例えばナビゲーションドロワーを作りたい場合は下記の公式ページを参照すれば、簡単にドロワーを作成できます。(サンプルコードが付いてます。)
導入手順
npm install vuetify@next sass mdi
pluginsに追加します。
plugins/vuetify.ts
import { createVuetify } from "vuetify";
import * as components from "vuetify/components";
import * as directives from "vuetify/directives";
export default defineNuxtPlugin((nuxtApp) => {
const vuetify = createVuetify({
components,
directives,
});
nuxtApp.vueApp.use(vuetify);
});
設定ファイルにも記載します。
nuxt.config.ts
export default defineNuxtConfig({
css: ["vuetify/lib/styles/main.sass", "mdi/css/materialdesignicons.min.css"],
build: {
transpile: ["vuetify"],
},
// 略
})
状態管理
Vue.jsでは、コンポーネント間でデータを共有するための基本的な仕組みとして、PropsとEmitを使った親子間のデータの受け渡しがあります。しかし、これは親と直接的な子コンポーネント間のやり取りに限られ、兄弟間や全く関係のないコンポーネント間でのデータの共有には適していません。例えば、ユーザーがログインしているかという状態は全コンポーネントで共有しなくてはなりませんが、これにPropsを用いるのは適していません。

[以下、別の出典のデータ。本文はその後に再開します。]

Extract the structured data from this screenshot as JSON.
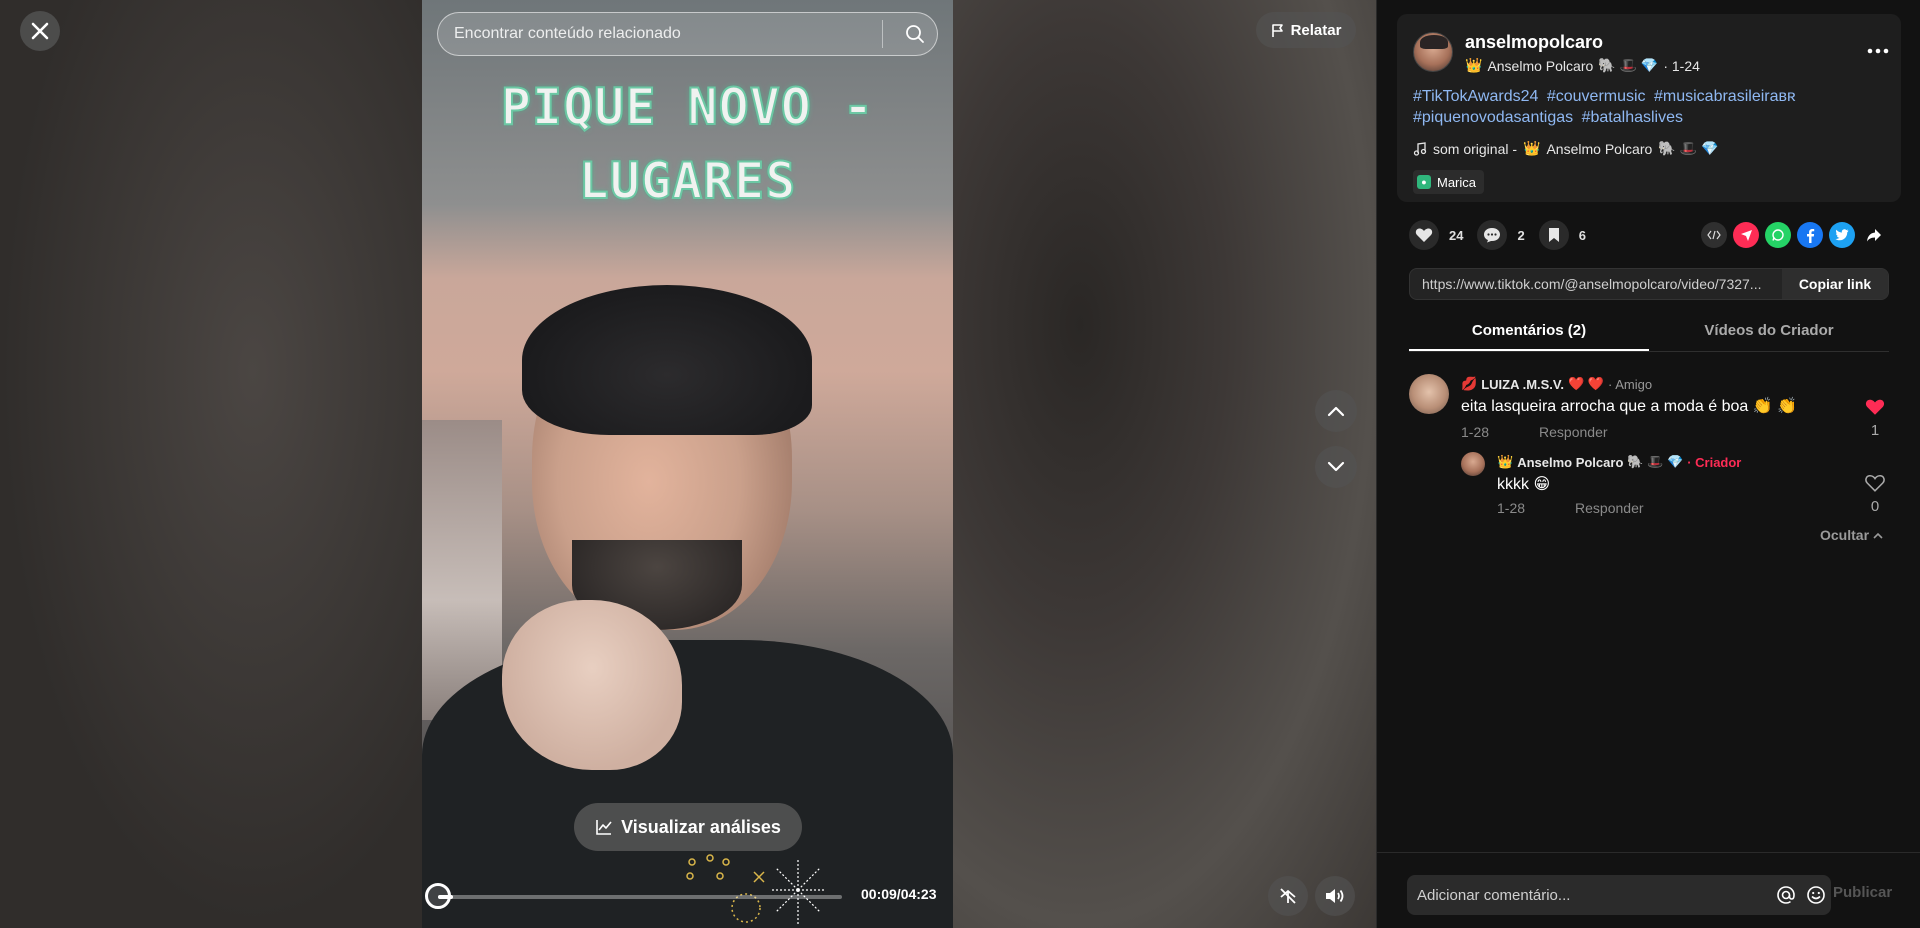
{
  "search": {
    "placeholder": "Encontrar conteúdo relacionado"
  },
  "report": {
    "label": "Relatar"
  },
  "video": {
    "title_line1": "PIQUE NOVO  -",
    "title_line2": "LUGARES",
    "analytics_label": "Visualizar análises",
    "time": "00:09/04:23",
    "progress": 0.036
  },
  "author": {
    "username": "anselmopolcaro",
    "display_name": "Anselmo Polcaro",
    "badges": "🐘 🎩 💎",
    "crown": "👑",
    "date": "· 1-24"
  },
  "post": {
    "hashtags": [
      "#TikTokAwards24",
      "#couvermusic",
      "#musicabrasileiraʙʀ",
      "#piquenovodasantigas",
      "#batalhaslives"
    ],
    "sound_prefix": "som original -",
    "sound_author": "Anselmo Polcaro",
    "location": "Marica"
  },
  "stats": {
    "likes": "24",
    "comments": "2",
    "saves": "6"
  },
  "share_icons": [
    "embed-icon",
    "send-icon",
    "whatsapp-icon",
    "facebook-icon",
    "twitter-icon",
    "share-icon"
  ],
  "link": {
    "url": "https://www.tiktok.com/@anselmopolcaro/video/7327...",
    "copy_label": "Copiar link"
  },
  "tabs": [
    {
      "label": "Comentários (2)",
      "active": true
    },
    {
      "label": "Vídeos do Criador",
      "active": false
    }
  ],
  "comments": [
    {
      "name": "LUIZA .M.S.V.",
      "name_prefix": "💋",
      "name_suffix": "❤️ ❤️",
      "tag": "· Amigo",
      "text": "eita lasqueira arrocha que a moda é boa 👏 👏",
      "date": "1-28",
      "reply_label": "Responder",
      "likes": "1",
      "liked": true
    },
    {
      "name": "Anselmo Polcaro",
      "name_prefix": "👑",
      "name_suffix": "🐘 🎩 💎",
      "tag": "· Criador",
      "text": "kkkk 😁",
      "date": "1-28",
      "reply_label": "Responder",
      "likes": "0",
      "liked": false
    }
  ],
  "hide_label": "Ocultar",
  "comment_box": {
    "placeholder": "Adicionar comentário...",
    "publish_label": "Publicar"
  },
  "colors": {
    "accent": "#fe2c55",
    "hashtag": "#8fb8f2",
    "panel": "#121212"
  }
}
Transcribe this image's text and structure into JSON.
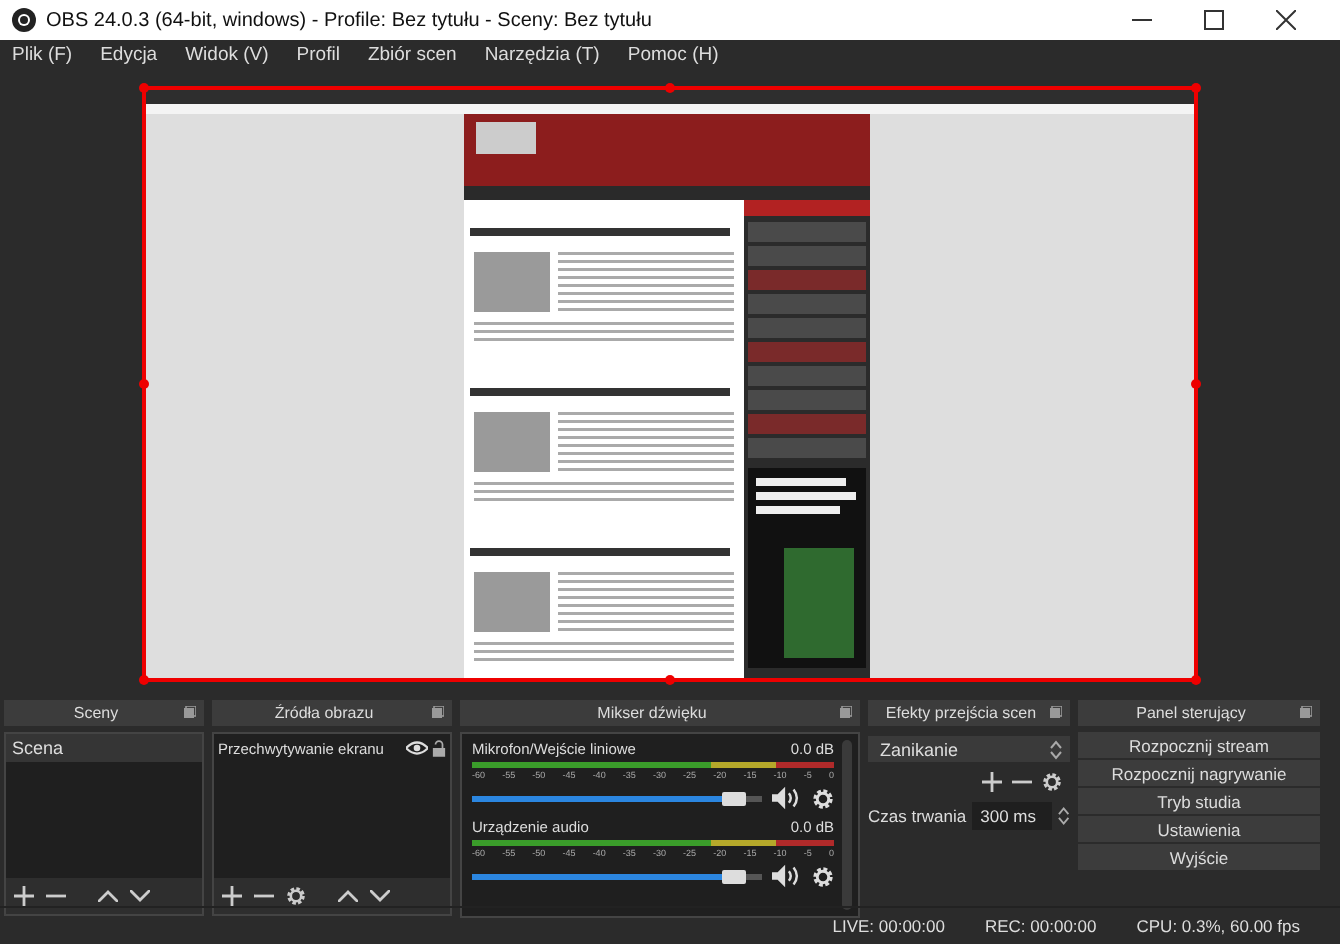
{
  "window": {
    "title": "OBS 24.0.3 (64-bit, windows) - Profile: Bez tytułu - Sceny: Bez tytułu"
  },
  "menu": [
    "Plik (F)",
    "Edycja",
    "Widok (V)",
    "Profil",
    "Zbiór scen",
    "Narzędzia (T)",
    "Pomoc (H)"
  ],
  "scenes": {
    "title": "Sceny",
    "items": [
      {
        "label": "Scena",
        "selected": true
      }
    ]
  },
  "sources": {
    "title": "Źródła obrazu",
    "items": [
      {
        "label": "Przechwytywanie ekranu",
        "visible": true,
        "locked": false
      }
    ]
  },
  "mixer": {
    "title": "Mikser dźwięku",
    "channels": [
      {
        "name": "Mikrofon/Wejście liniowe",
        "reading": "0.0 dB",
        "level": 0.9,
        "muted": false,
        "scale": [
          "-60",
          "-55",
          "-50",
          "-45",
          "-40",
          "-35",
          "-30",
          "-25",
          "-20",
          "-15",
          "-10",
          "-5",
          "0"
        ]
      },
      {
        "name": "Urządzenie audio",
        "reading": "0.0 dB",
        "level": 0.9,
        "muted": false,
        "scale": [
          "-60",
          "-55",
          "-50",
          "-45",
          "-40",
          "-35",
          "-30",
          "-25",
          "-20",
          "-15",
          "-10",
          "-5",
          "0"
        ]
      }
    ]
  },
  "transitions": {
    "title": "Efekty przejścia scen",
    "transition": "Zanikanie",
    "duration_label": "Czas trwania",
    "duration": "300 ms"
  },
  "controls": {
    "title": "Panel sterujący",
    "buttons": [
      "Rozpocznij stream",
      "Rozpocznij nagrywanie",
      "Tryb studia",
      "Ustawienia",
      "Wyjście"
    ]
  },
  "status_bar": [
    "LIVE: 00:00:00",
    "REC: 00:00:00",
    "CPU: 0.3%, 60.00 fps"
  ]
}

こうした複雑な状況に対処するための一つの解決策が、状態管理ライブラリの導入です。Vue.jsのアプリケーションでは、Vuexが一般的でしたが、現在サポートされていません。
そこで、選択肢としてはデフォルトのuseStateを使うか、Piniaなどのその他状態管理ライブラリが残ります。
Piniaを用いた状態管理の例として、ログイン機能の記事を書いたので読んでみてください。
終わりに
Nuxt3はまだまだ日本語の記事が少なく、公式ドキュメントを読んで自分でなりに手探りで実装を進めているので、至らない点もあると思いますが、参考になると幸いです。
記事を書いておいてなんですが、フロントエンドの進化は凄まじいので安易に記事を参照せず、公式ドキュメントを参照するようにしてください。
ChatGPTは2021年9月までの情報なのであまり参考になりません。